Definitivamente CRM. É importante lembrar que isso é mais que um sistema, é um conceito. Dentro desse tópico é muito importante investir em um  Customer Data Platform ou em um Data Management Platform para centralizar os dados do cliente em um único lugar. Isso é fundamental para analisar os pontos de entrada dessa pessoa e suas interseções e outputs. Quem analisa melhor esses dados vende mais.

Qual é o papel do Customer Experience nesse processo?

O Customer Experience precisa ser interpretado como o ar que toda empresa respira. Ele pode ser puro ou tóxico dependendo da forma que ele é administrado. Isso significa que o CX não pode ser tratado como uma área, mas sim como uma grande jornada do cliente com a solução de determinado negócio. Isso vai desde a forma como ele usa ou não seu cartão de crédito durante as compras até sua relação com os pequenos detalhes da empresa. Uma experiência ruim pode afastar essa pessoa permanentemente enquanto um impacto positivo pode torná-la embaixadora da sua marca.

Qual é a tendência para os próximos anos?

Com absoluta certeza a gestão de relacionamento com o cliente em busca da construção de jornada e comunidades. O CRM vai ser uma das grandes pautas do futuro do capitalismo.

Alguma dica para novos negócios e jovens empreendedores?
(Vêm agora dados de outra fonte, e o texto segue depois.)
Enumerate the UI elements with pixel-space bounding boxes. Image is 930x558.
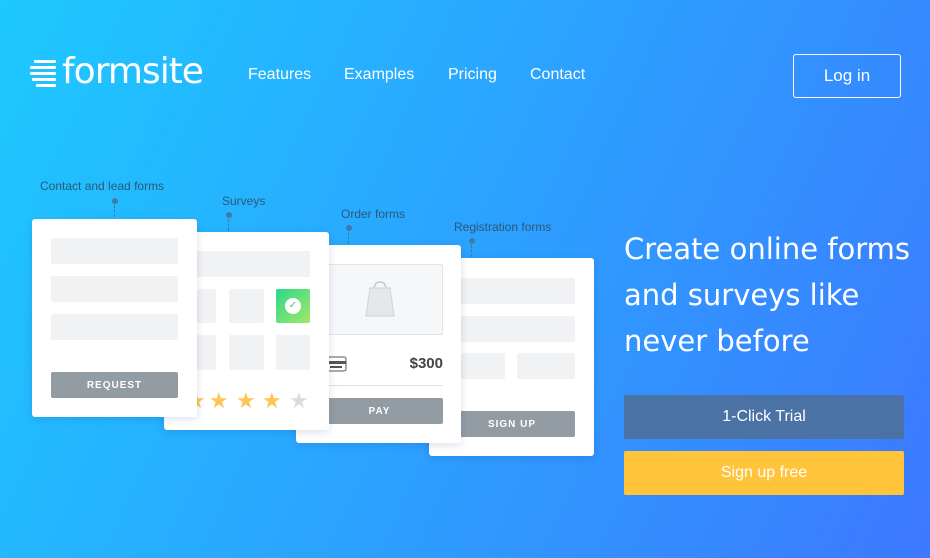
product-image <box>316 264 443 335</box>
label-registration-forms: Registration forms <box>454 220 552 234</box>
sign-up-free-button[interactable]: Sign up free <box>624 451 904 495</box>
logo-lines-icon <box>30 58 56 87</box>
hero-headline: Create online forms and surveys like nev… <box>624 232 910 358</box>
nav-features[interactable]: Features <box>248 66 311 84</box>
order-price: $300 <box>409 355 443 372</box>
pin-dot <box>112 198 118 204</box>
one-click-trial-button[interactable]: 1-Click Trial <box>624 395 904 439</box>
pin-line <box>471 245 472 257</box>
logo-text: formsite <box>62 51 204 92</box>
selected-option: ✓ <box>276 289 310 323</box>
star-empty-icon: ★ <box>289 388 309 413</box>
check-icon: ✓ <box>285 298 301 314</box>
pin-line <box>348 232 349 244</box>
nav-pricing[interactable]: Pricing <box>448 66 497 84</box>
contact-form-card: REQUEST <box>32 219 197 417</box>
pin-dot <box>469 238 475 244</box>
pin-dot <box>346 225 352 231</box>
star-icon: ★ <box>236 388 256 413</box>
star-icon: ★ <box>262 388 282 413</box>
request-mock-button: REQUEST <box>51 372 178 398</box>
label-contact-forms: Contact and lead forms <box>40 179 165 193</box>
shopping-bag-icon <box>365 281 395 317</box>
nav-examples[interactable]: Examples <box>344 66 414 84</box>
label-surveys: Surveys <box>222 194 266 208</box>
credit-card-icon <box>327 356 347 372</box>
nav-contact[interactable]: Contact <box>530 66 585 84</box>
label-order-forms: Order forms <box>341 207 406 221</box>
pin-line <box>114 205 115 217</box>
formsite-logo[interactable]: formsite <box>30 51 204 92</box>
star-icon: ★ <box>209 388 229 413</box>
sign-up-mock-button: SIGN UP <box>449 411 575 437</box>
pin-dot <box>226 212 232 218</box>
login-button[interactable]: Log in <box>793 54 901 98</box>
pay-mock-button: PAY <box>316 398 443 424</box>
pin-line <box>228 219 229 231</box>
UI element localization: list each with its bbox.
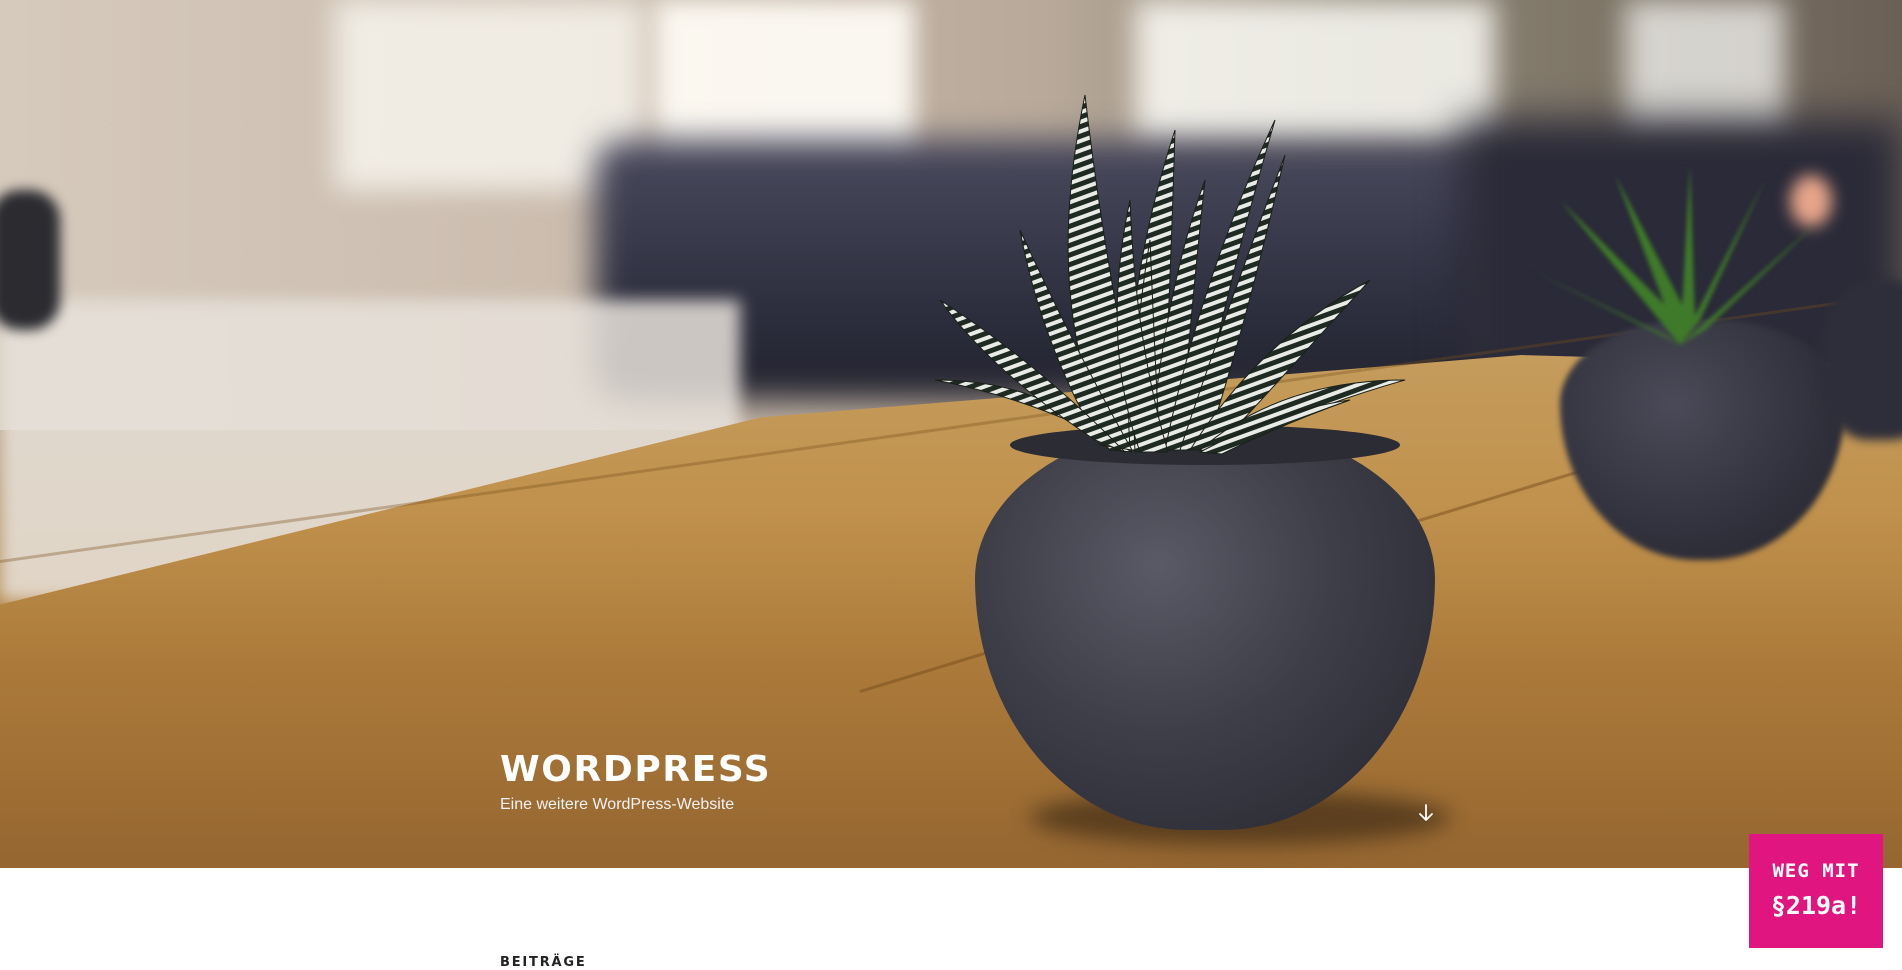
arrow-down-icon [1419, 804, 1433, 821]
campaign-badge-link[interactable]: WEG MIT §219a! [1749, 834, 1883, 948]
succulent-plant [934, 94, 1406, 455]
site-description: Eine weitere WordPress-Website [500, 796, 735, 813]
site-title-link[interactable]: WORDPRESS [500, 749, 771, 791]
badge-text-line1: WEG MIT [1772, 860, 1860, 882]
background-plant [1530, 165, 1820, 345]
custom-header-image: WORDPRESS Eine weitere WordPress-Website [0, 0, 1902, 868]
page-section-title: BEITRÄGE [500, 955, 587, 970]
scroll-down-button[interactable] [1413, 800, 1439, 826]
window-light [1625, 0, 1785, 140]
badge-text-line2: §219a! [1770, 891, 1862, 920]
site-branding: WORDPRESS Eine weitere WordPress-Website [500, 749, 771, 815]
background-chair [0, 190, 60, 330]
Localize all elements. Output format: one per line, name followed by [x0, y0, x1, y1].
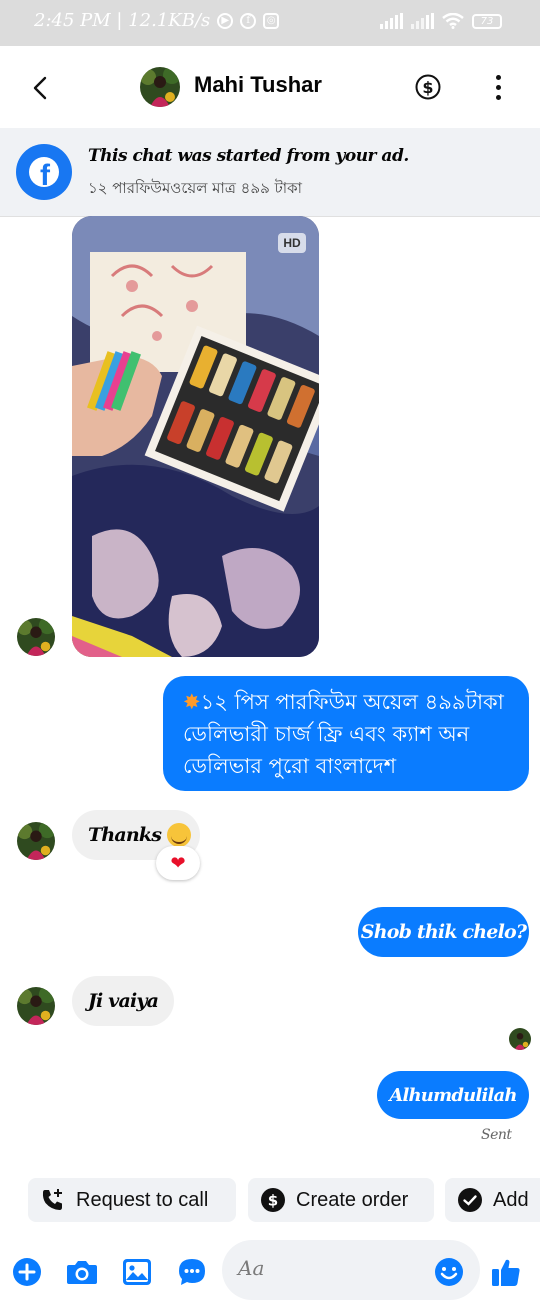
camera-icon [67, 1261, 97, 1284]
message-input-placeholder: Aa [238, 1256, 265, 1280]
message-bubble-incoming[interactable]: Ji vaiya [72, 976, 174, 1026]
gallery-button[interactable] [121, 1256, 153, 1288]
battery-icon: 73 [472, 13, 502, 29]
dollar-icon: $ [260, 1187, 286, 1213]
request-to-call-button[interactable]: Request to call [28, 1178, 236, 1222]
sender-avatar[interactable] [17, 618, 55, 656]
svg-text:$: $ [268, 1192, 278, 1210]
svg-text:f: f [40, 159, 51, 192]
message-text: Shob thik chelo? [360, 921, 527, 943]
facebook-icon: f [16, 144, 72, 200]
message-line: ✸১২ পিস পারফিউম অয়েল ৪৯৯টাকা [183, 686, 515, 718]
dollar-icon: $ [415, 74, 441, 100]
chat-extensions-button[interactable] [176, 1256, 208, 1288]
message-text: Ji vaiya [87, 990, 159, 1012]
like-button[interactable] [490, 1256, 522, 1288]
message-text: Alhumdulilah [389, 1084, 517, 1106]
status-right: 73 [380, 13, 502, 29]
facebook-status-icon: f [240, 12, 257, 29]
like-icon [492, 1259, 520, 1286]
back-button[interactable] [24, 72, 56, 104]
read-receipt-avatar [509, 1028, 531, 1050]
emoji-button[interactable] [433, 1256, 465, 1288]
check-circle-icon [457, 1187, 483, 1213]
plus-icon [13, 1258, 41, 1286]
sent-status: Sent [481, 1127, 512, 1143]
create-order-button[interactable]: $ Create order [248, 1178, 434, 1222]
sender-avatar[interactable] [17, 987, 55, 1025]
add-button[interactable]: Add [445, 1178, 540, 1222]
message-line: ডেলিভার পুরো বাংলাদেশ [183, 754, 397, 778]
phone-plus-icon [40, 1187, 66, 1213]
ad-banner-subtitle: ১২ পারফিউমওয়েল মাত্র ৪৯৯ টাকা [88, 179, 302, 197]
shared-photo[interactable] [72, 216, 319, 657]
create-order-label: Create order [296, 1188, 409, 1211]
more-icon [495, 74, 501, 80]
status-time-speed: 2:45 PM | 12.1KB/s [34, 10, 211, 31]
hd-badge: HD [278, 233, 306, 253]
heart-icon: ❤ [170, 852, 186, 874]
chat-bubble-icon [179, 1259, 205, 1285]
camera-button[interactable] [66, 1256, 98, 1288]
ad-banner-title: This chat was started from your ad. [88, 146, 409, 166]
message-text: ১২ পিস পারফিউম অয়েল ৪৯৯টাকা [200, 690, 504, 714]
svg-text:$: $ [422, 78, 433, 97]
ad-banner[interactable] [0, 128, 540, 217]
play-icon: ▶ [217, 12, 234, 29]
emoji-icon [435, 1258, 463, 1286]
message-line: ডেলিভারী চার্জ ফ্রি এবং ক্যাশ অন [183, 722, 470, 746]
message-bubble-outgoing[interactable]: ✸১২ পিস পারফিউম অয়েল ৪৯৯টাকা ডেলিভারী চ… [163, 676, 529, 791]
message-text: Thanks [88, 824, 162, 846]
battery-level: 73 [480, 15, 494, 27]
explosion-emoji-icon: ✸ [183, 690, 201, 714]
signal-2-icon [411, 13, 434, 29]
message-bubble-outgoing[interactable]: Alhumdulilah [377, 1071, 529, 1119]
wifi-icon [442, 13, 464, 29]
message-bubble-outgoing[interactable]: Shob thik chelo? [358, 907, 529, 957]
add-label: Add [493, 1188, 529, 1211]
instagram-status-icon: ◎ [263, 12, 280, 29]
contact-avatar[interactable] [140, 67, 180, 107]
back-arrow-icon [33, 76, 47, 100]
smiling-hearts-emoji-icon [167, 823, 192, 847]
payment-button[interactable]: $ [414, 73, 442, 101]
status-left: 2:45 PM | 12.1KB/s ▶ f ◎ [34, 10, 280, 31]
heart-reaction[interactable]: ❤ [156, 846, 200, 880]
contact-name[interactable]: Mahi Tushar [194, 72, 322, 98]
gallery-icon [123, 1259, 151, 1285]
signal-icon [380, 13, 403, 29]
request-to-call-label: Request to call [76, 1188, 209, 1211]
plus-button[interactable] [11, 1256, 43, 1288]
more-options-button[interactable] [486, 72, 510, 102]
sender-avatar[interactable] [17, 822, 55, 860]
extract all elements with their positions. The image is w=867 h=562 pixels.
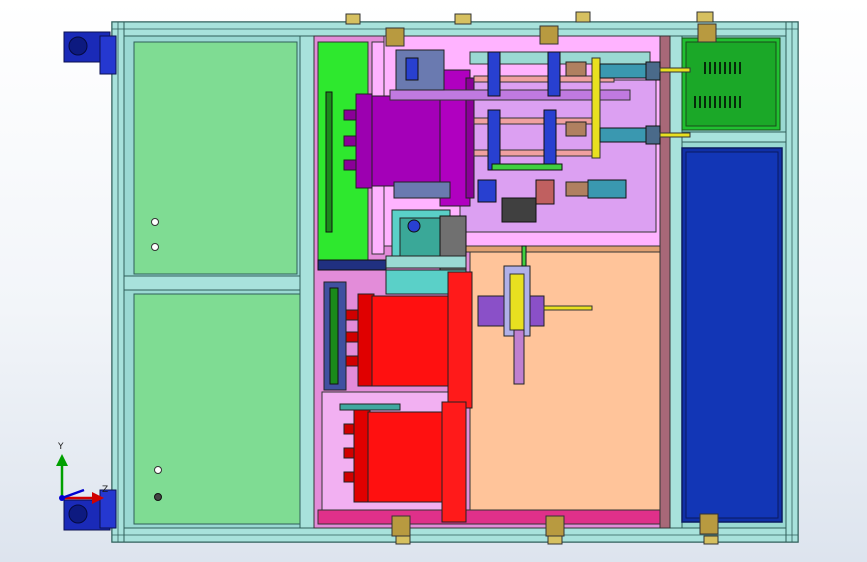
triad-y-label: Y <box>58 442 64 452</box>
motor-top-left <box>63 31 117 75</box>
cad-viewport[interactable]: Y Z <box>0 0 867 562</box>
coordinate-triad-icon <box>56 454 104 504</box>
right-components <box>681 37 783 523</box>
cad-model-drawing[interactable] <box>0 0 867 562</box>
triad-z-label: Z <box>102 485 109 495</box>
motor-bottom-left <box>63 489 117 531</box>
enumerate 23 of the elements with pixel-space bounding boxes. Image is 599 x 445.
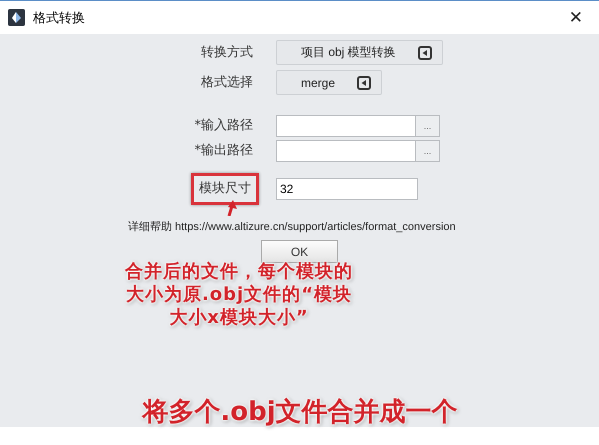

Por muito tempo os profissionais de comunicação foram instruídos a acreditar que as empresas pagam as contas com abraços, premiações e outras bobagens subjetivas, quando na verdade são os resultados que devem ser a prioridade absoluta de qualquer gestor. É importante tomar cuidado com os ruídos, que distraem os empreendedores do foco que deve ser um só: geração de valor. Uma empresa não é criada para defender ideias ou ideologias e sim para gerar valor. Tudo que circula esse objetivo é perfumaria e, caso você não entenda isso, seu cliente invariavelmente vai te trocar por outra empresa que dê mais resultados.